Aku Ingin Tidur Juga





Kay, hari ini kau sangat gelap. Dan terasa ada cuka di raut wajahmu! Ada apa Kay?
Jika kuibaratkan sebagai langit, dua hari ini dia tertutup awan absurd. Tak serupa awan, namun orang banyak bilang itu awan. Entahlah aku harus mendeskripsikannya seperti apa. Hanya saja, aku tak suka melihatnya seperti itu. Aku tak suka jika bibirnya tak menggariskan senyuman, baik untukku, dan untuk mereka.


Hingga saat ini, jam digital di sudut kanan laptopku menunjuk angka 2.27 AM, aku masih memikirkannya. Sesekali, aku meliriknya yang sudah lelap tak jauh dariku, tergeletak seperti bayi di ampar karpet bau debu. Ah, kami sekamar memang. Sekamar aula di kampus, karena sesore tadi sibuk mengurus kegiatan. Hah, aku suka iri padanya jika sudah begitu. Tak hanya malam ini aku melihatnya tergolek, dan mungkin sedang riang dengan mimpinya. Kadang, dengan berbagai cara aku membangunkannya. Entah dengan hanya menusuk-nusukkan jariku di bahunya, seolah jari telunjukku itu pisau yang mampu merobek tirai mimpinya, hingga aku bisa mengintip mimpi apa dia sebenarnya. Atau, hanya sekedar mengelus-elus kakinya yang berbulu lebat, sembari membalurkan lotion anti nyamuk. Dia sering terperanjat bangun, lalu terkulai kembali ketika aku menyeringai padanya.

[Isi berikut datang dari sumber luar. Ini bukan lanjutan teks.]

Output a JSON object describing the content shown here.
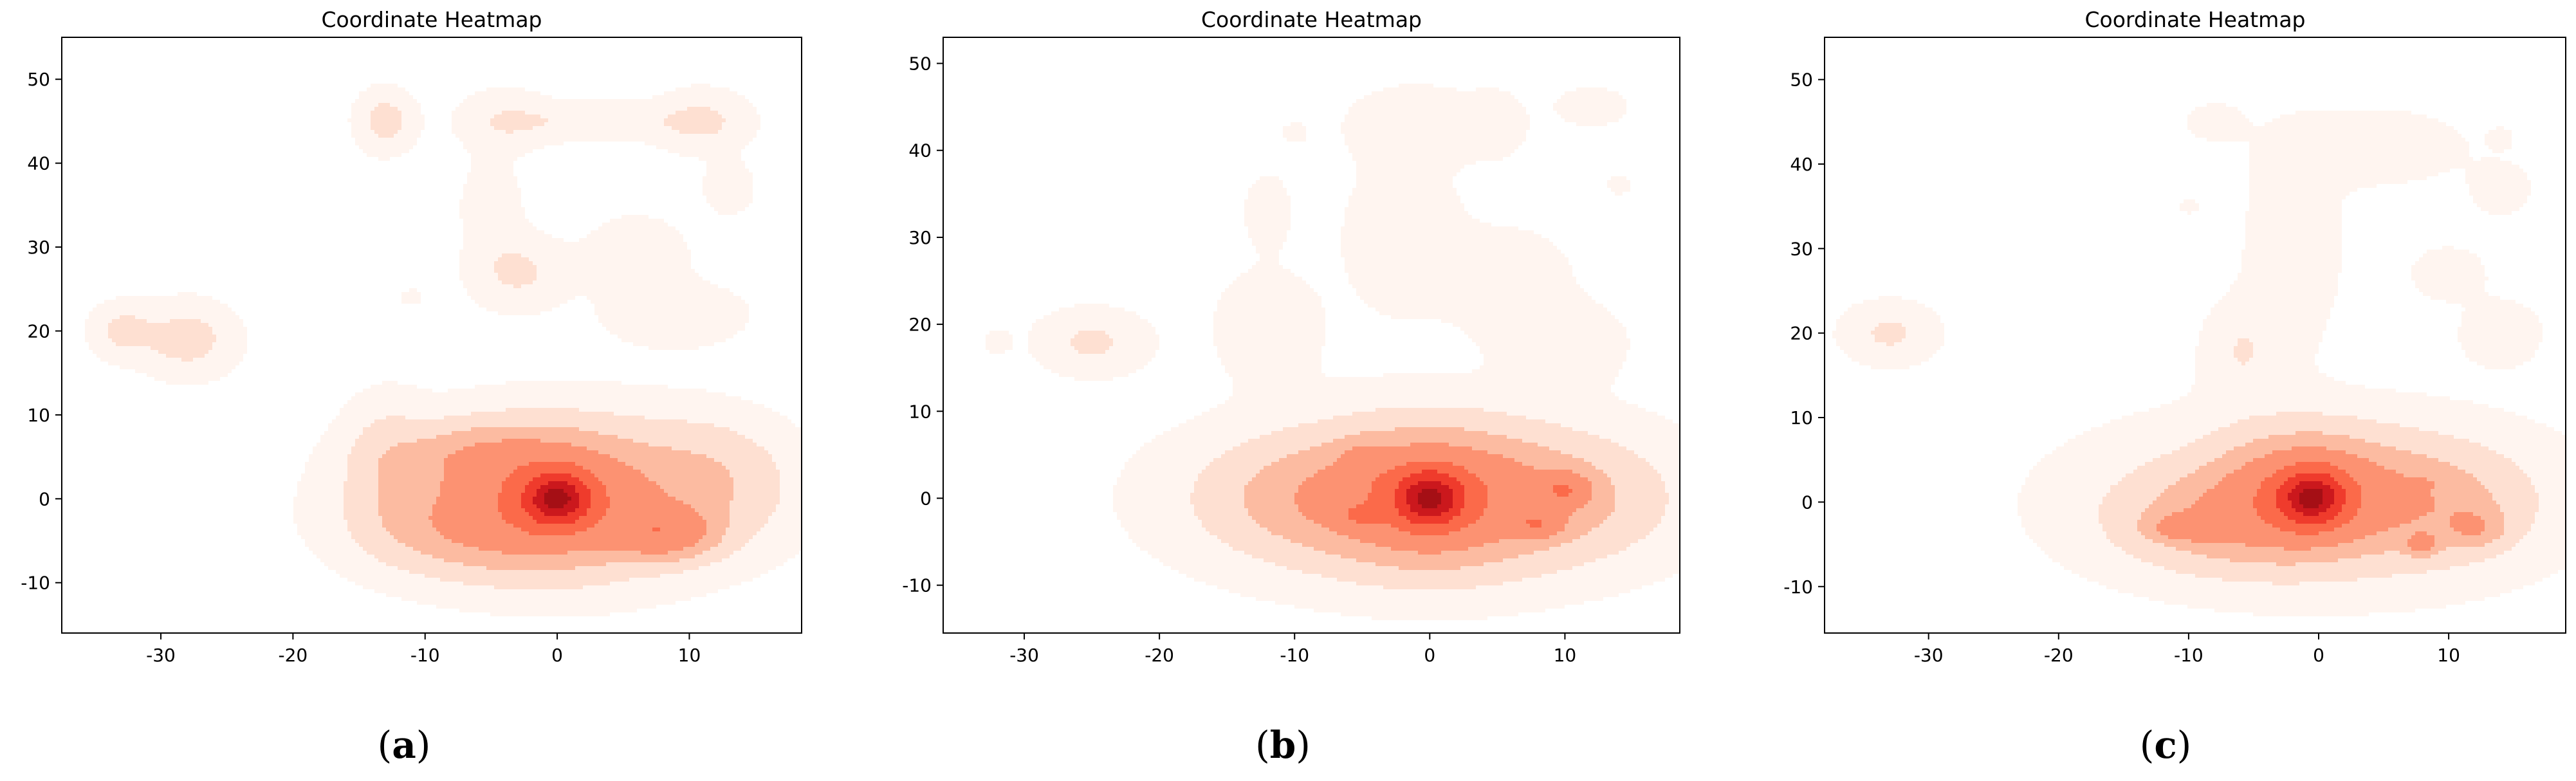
{
  "chart_data": [
    {
      "type": "heatmap",
      "panel_label": "(a)",
      "caption": {
        "open": "(",
        "letter": "a",
        "close": ")"
      },
      "title": "Coordinate Heatmap",
      "xlabel": "",
      "ylabel": "",
      "xlim": [
        -37.5,
        18.5
      ],
      "ylim": [
        -16,
        55
      ],
      "xticks": [
        -30,
        -20,
        -10,
        0,
        10
      ],
      "yticks": [
        -10,
        0,
        10,
        20,
        30,
        40,
        50
      ],
      "grid": false,
      "colormap": [
        "#fff5f0",
        "#fee0d2",
        "#fcbba1",
        "#fc9272",
        "#fb6a4a",
        "#ef3b2c",
        "#cb181d",
        "#a50f15"
      ],
      "density_peak": {
        "x": 0,
        "y": 0
      },
      "density_components": [
        {
          "x": 0,
          "y": 0,
          "sx": 1.6,
          "sy": 2.0,
          "w": 1.0
        },
        {
          "x": 0,
          "y": 0,
          "sx": 4.5,
          "sy": 4.5,
          "w": 0.32
        },
        {
          "x": 8,
          "y": -4,
          "sx": 2.5,
          "sy": 2.0,
          "w": 0.25
        },
        {
          "x": -7,
          "y": -3,
          "sx": 4.5,
          "sy": 3.5,
          "w": 0.13
        },
        {
          "x": -6,
          "y": 5,
          "sx": 4.0,
          "sy": 2.5,
          "w": 0.12
        },
        {
          "x": 11,
          "y": 2,
          "sx": 4.0,
          "sy": 4.5,
          "w": 0.08
        },
        {
          "x": 0,
          "y": 0,
          "sx": 10,
          "sy": 7,
          "w": 0.07
        },
        {
          "x": -13,
          "y": 4,
          "sx": 2.0,
          "sy": 5.0,
          "w": 0.05
        },
        {
          "x": -28,
          "y": 19,
          "sx": 2.5,
          "sy": 3.0,
          "w": 0.06
        },
        {
          "x": -33,
          "y": 20,
          "sx": 1.6,
          "sy": 2.2,
          "w": 0.05
        },
        {
          "x": -13,
          "y": 45,
          "sx": 1.5,
          "sy": 2.5,
          "w": 0.06
        },
        {
          "x": -11,
          "y": 24,
          "sx": 0.5,
          "sy": 0.6,
          "w": 0.04
        },
        {
          "x": -3,
          "y": 27,
          "sx": 2.5,
          "sy": 3.0,
          "w": 0.05
        },
        {
          "x": -5,
          "y": 35,
          "sx": 1.5,
          "sy": 3.5,
          "w": 0.035
        },
        {
          "x": -4,
          "y": 45,
          "sx": 2.5,
          "sy": 2.5,
          "w": 0.04
        },
        {
          "x": 3,
          "y": 45,
          "sx": 4.0,
          "sy": 1.5,
          "w": 0.04
        },
        {
          "x": 11,
          "y": 45,
          "sx": 2.5,
          "sy": 2.5,
          "w": 0.05
        },
        {
          "x": 13,
          "y": 37,
          "sx": 1.2,
          "sy": 2.0,
          "w": 0.04
        },
        {
          "x": 6,
          "y": 29,
          "sx": 2.5,
          "sy": 3.0,
          "w": 0.04
        },
        {
          "x": 9,
          "y": 22,
          "sx": 3.5,
          "sy": 2.5,
          "w": 0.04
        }
      ]
    },
    {
      "type": "heatmap",
      "panel_label": "(b)",
      "caption": {
        "open": "(",
        "letter": "b",
        "close": ")"
      },
      "title": "Coordinate Heatmap",
      "xlabel": "",
      "ylabel": "",
      "xlim": [
        -36,
        18.5
      ],
      "ylim": [
        -15.5,
        53
      ],
      "xticks": [
        -30,
        -20,
        -10,
        0,
        10
      ],
      "yticks": [
        -10,
        0,
        10,
        20,
        30,
        40,
        50
      ],
      "grid": false,
      "colormap": [
        "#fff5f0",
        "#fee0d2",
        "#fcbba1",
        "#fc9272",
        "#fb6a4a",
        "#ef3b2c",
        "#cb181d",
        "#a50f15"
      ],
      "density_peak": {
        "x": 0,
        "y": 0
      },
      "density_components": [
        {
          "x": 0,
          "y": 0,
          "sx": 1.6,
          "sy": 2.0,
          "w": 1.0
        },
        {
          "x": 0,
          "y": 0,
          "sx": 4.5,
          "sy": 4.5,
          "w": 0.3
        },
        {
          "x": 10,
          "y": 1,
          "sx": 1.2,
          "sy": 1.2,
          "w": 0.22
        },
        {
          "x": 8,
          "y": -3,
          "sx": 1.2,
          "sy": 1.0,
          "w": 0.2
        },
        {
          "x": -5,
          "y": -2,
          "sx": 1.0,
          "sy": 0.8,
          "w": 0.18
        },
        {
          "x": -5,
          "y": 4,
          "sx": 1.0,
          "sy": 1.5,
          "w": 0.1
        },
        {
          "x": -8,
          "y": 0,
          "sx": 5.0,
          "sy": 4.0,
          "w": 0.12
        },
        {
          "x": 8,
          "y": 0,
          "sx": 5.0,
          "sy": 4.0,
          "w": 0.12
        },
        {
          "x": 0,
          "y": 0,
          "sx": 12,
          "sy": 7,
          "w": 0.07
        },
        {
          "x": -12,
          "y": 20,
          "sx": 2.5,
          "sy": 4.0,
          "w": 0.04
        },
        {
          "x": -2,
          "y": 30,
          "sx": 3.0,
          "sy": 6.0,
          "w": 0.035
        },
        {
          "x": 6,
          "y": 25,
          "sx": 3.0,
          "sy": 4.0,
          "w": 0.035
        },
        {
          "x": 10,
          "y": 18,
          "sx": 3.0,
          "sy": 3.0,
          "w": 0.035
        },
        {
          "x": -1,
          "y": 43,
          "sx": 3.5,
          "sy": 3.0,
          "w": 0.035
        },
        {
          "x": 5,
          "y": 43,
          "sx": 1.5,
          "sy": 2.5,
          "w": 0.03
        },
        {
          "x": 12,
          "y": 45,
          "sx": 1.8,
          "sy": 1.5,
          "w": 0.035
        },
        {
          "x": 14,
          "y": 36,
          "sx": 0.6,
          "sy": 0.8,
          "w": 0.03
        },
        {
          "x": -10,
          "y": 42,
          "sx": 0.6,
          "sy": 0.8,
          "w": 0.03
        },
        {
          "x": -12,
          "y": 33,
          "sx": 1.2,
          "sy": 3.0,
          "w": 0.03
        },
        {
          "x": -25,
          "y": 18,
          "sx": 2.8,
          "sy": 2.5,
          "w": 0.05
        },
        {
          "x": -32,
          "y": 18,
          "sx": 0.6,
          "sy": 0.8,
          "w": 0.04
        }
      ]
    },
    {
      "type": "heatmap",
      "panel_label": "(c)",
      "caption": {
        "open": "(",
        "letter": "c",
        "close": ")"
      },
      "title": "Coordinate Heatmap",
      "xlabel": "",
      "ylabel": "",
      "xlim": [
        -38,
        19
      ],
      "ylim": [
        -15.5,
        55
      ],
      "xticks": [
        -30,
        -20,
        -10,
        0,
        10
      ],
      "yticks": [
        -10,
        0,
        10,
        20,
        30,
        40,
        50
      ],
      "grid": false,
      "colormap": [
        "#fff5f0",
        "#fee0d2",
        "#fcbba1",
        "#fc9272",
        "#fb6a4a",
        "#ef3b2c",
        "#cb181d",
        "#a50f15"
      ],
      "density_peak": {
        "x": 0,
        "y": 0
      },
      "density_components": [
        {
          "x": -0.5,
          "y": 0.5,
          "sx": 1.6,
          "sy": 2.0,
          "w": 1.0
        },
        {
          "x": -1,
          "y": 1,
          "sx": 4.0,
          "sy": 4.0,
          "w": 0.32
        },
        {
          "x": -10,
          "y": -3,
          "sx": 1.8,
          "sy": 1.0,
          "w": 0.2
        },
        {
          "x": 8,
          "y": 2,
          "sx": 0.4,
          "sy": 0.4,
          "w": 0.15
        },
        {
          "x": 8,
          "y": -5,
          "sx": 0.8,
          "sy": 0.8,
          "w": 0.18
        },
        {
          "x": 12,
          "y": -3,
          "sx": 1.5,
          "sy": 1.5,
          "w": 0.12
        },
        {
          "x": -7,
          "y": -2,
          "sx": 5.0,
          "sy": 3.5,
          "w": 0.13
        },
        {
          "x": 8,
          "y": 0,
          "sx": 4.5,
          "sy": 4.0,
          "w": 0.12
        },
        {
          "x": 0,
          "y": 0,
          "sx": 12,
          "sy": 7,
          "w": 0.07
        },
        {
          "x": -6,
          "y": 18,
          "sx": 2.0,
          "sy": 4.0,
          "w": 0.04
        },
        {
          "x": -2,
          "y": 30,
          "sx": 2.5,
          "sy": 8.0,
          "w": 0.035
        },
        {
          "x": 4,
          "y": 42,
          "sx": 5.0,
          "sy": 3.0,
          "w": 0.035
        },
        {
          "x": -8,
          "y": 45,
          "sx": 1.5,
          "sy": 1.5,
          "w": 0.03
        },
        {
          "x": 10,
          "y": 27,
          "sx": 1.8,
          "sy": 2.0,
          "w": 0.04
        },
        {
          "x": 14,
          "y": 20,
          "sx": 2.0,
          "sy": 2.5,
          "w": 0.04
        },
        {
          "x": 14,
          "y": 37,
          "sx": 1.5,
          "sy": 2.0,
          "w": 0.035
        },
        {
          "x": 14,
          "y": 43,
          "sx": 0.6,
          "sy": 0.8,
          "w": 0.03
        },
        {
          "x": -10,
          "y": 35,
          "sx": 0.5,
          "sy": 0.6,
          "w": 0.03
        },
        {
          "x": -33,
          "y": 20,
          "sx": 2.5,
          "sy": 2.5,
          "w": 0.05
        }
      ]
    }
  ]
}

"Kebiasaan," itulah yang sering dia gumamkan. Aku memang seperti terbiasa dengan ritual ini, dan aku senang melakukannya. Apalagi saat seperti sekarang, kau begitu muram. Aku benar-benar ingin memberimu hadiah, dengan memberi sedikit pijatan. Mungkin, dengan begitu, aku bisa sedikit menyingkap tabir jelaga di rautnya. Dan membuatnya tersenyum seperti sedia kala? Atau, mungkin, dia akan mengajakku ke mimpinya? Seperti dia yang selalu diam-diam menyusup ke mimpi-mimpiku.